Friday, June 17, 2011

Doing what's "right" can be wrong.

     In keeping with the theme, I continued with frustration about LCCWB until the day before our on-again off-again zen post. So much so that I really began to doubt whether or not I was doing the right thing by standing up for myself. I broke down, and called her. I apologized for everything and took blame that isn't mine, while listening to her berate me about how everything I said about her was lies and I'm not a trustworthy person. This from the individual that has admittedly lied to me on several occasions, as well as not being there when I needed her most. After "accepting" my apology she's demanded that my blog be made private and that I take down the links from facebook, and make a public statement that all of it was lies if I want to be friends.
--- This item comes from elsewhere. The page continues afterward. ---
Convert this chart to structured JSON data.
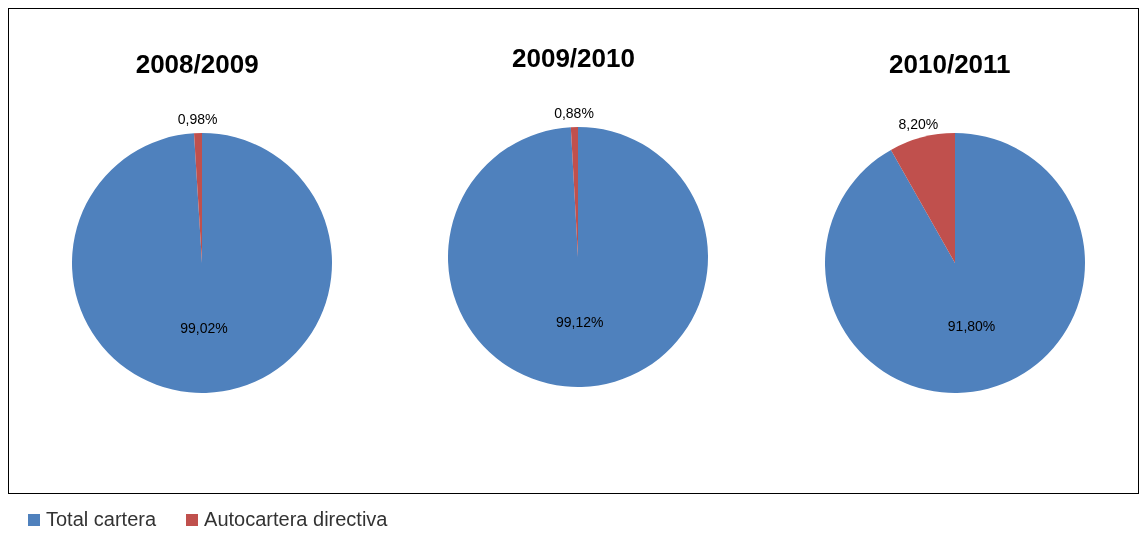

Needless to say, that won't be happening. I did what she asked in that I deleted the direct posts on facebook, and asked her to return the courtesy by posting on her facebook (not clever enough to blog I suppose) and tell people that I'm not a horrible slanderous individual. To act like my friend. This is apparently out of her reach. She refused tactlessly, and we're essentially where we started the day. Even trying to be the bigger person and make things right can somehow be construed as being a bad person with LCCBW. It's amazing.

After a conversation longer than she's worth I ended up leaving my husband to be to fact check a little bit. She obviously claimed that everything I said was a boldfaced lie, and I wanted to make sure. So for the record to stand everything that I wrote about her relationship with my mother and her actions while under our roof was completely true, from not meeting financial obligations, taking drugs and even hitting my mother's car. Her exit from our home was tumultuous as I previously reported and contrary to her statements. Neither my sister nor mother recall a civil goodbye from her.

She also seems to have forgotten about her relationship problems before the current one (which btw, we didn't even get into the lies she tells her current boyfriend... my mom feels strongly enough about that to share that one with him if she ever gets the opportunity. I feel like that's something he should find out himself) so she claims all of that was a lie as well.

The other things she admits to, but still claims that everything I wrote was a lie. When an individual's held definitions are in contrast to reality there is no reasoning. Unfortunately it is my (not so) professional (but rather educated) opinion that LCCBW has deteriorated into a sickening state of borderline personality disorder. In case you don't know, borderline clients are the type that psychologists avoid like the plague unless they have problems of their own, if for no other reason than that they will make every attempt to actively consume your life. They need to be the center of everything that goes on around them, and if they are not their life doesn't feel complete. In this instance, somehow my engagement and the planning of the rest of my life has to have her at the center.

In the past it may have. We planned to grow up together, live next door to one another, have children around the same time, and do everything we could together. Not anymore. I'm no longer interested in associating with someone so filled with lies and toxicity. I can't fix her, I no longer feel responsible for assuring her well-being as I have for the past 18 years, and I highly doubt any amount of therapy or medication can either.

In the end of our conversation she said she "really needed some time to think about whether we could be friends." That was four days ago. This came after I compromised with her terms. That simple statement has made it abundantly clear to me. If someone says that they were angry and made a mistake (which she admits she's done), whether they believe it or not, and apologize, if you can't take that at face value, add it to the nearly 2 decades of friendship, and put it behind you, then it supports my theory of parasitic behavior. It's now clear that I won't be useful to be used for her benefit anymore, and I believe that this realization is what makes her "need to think" about it. The people around me and myself included believe that she's taking this time to figure out if there's any obvious benefit for her in continuing our relationship. I hope that by this point it's obvious that her decision on our relationship doesn't matter, I've made mine.

At least these actions help me to see who I really want to be in my life. The lapse of judgement I had in asking her to grow up and come back was silly, and I should stand firm on my original idea. She needs to make up for what she's done. Until then, the offenses against me stand.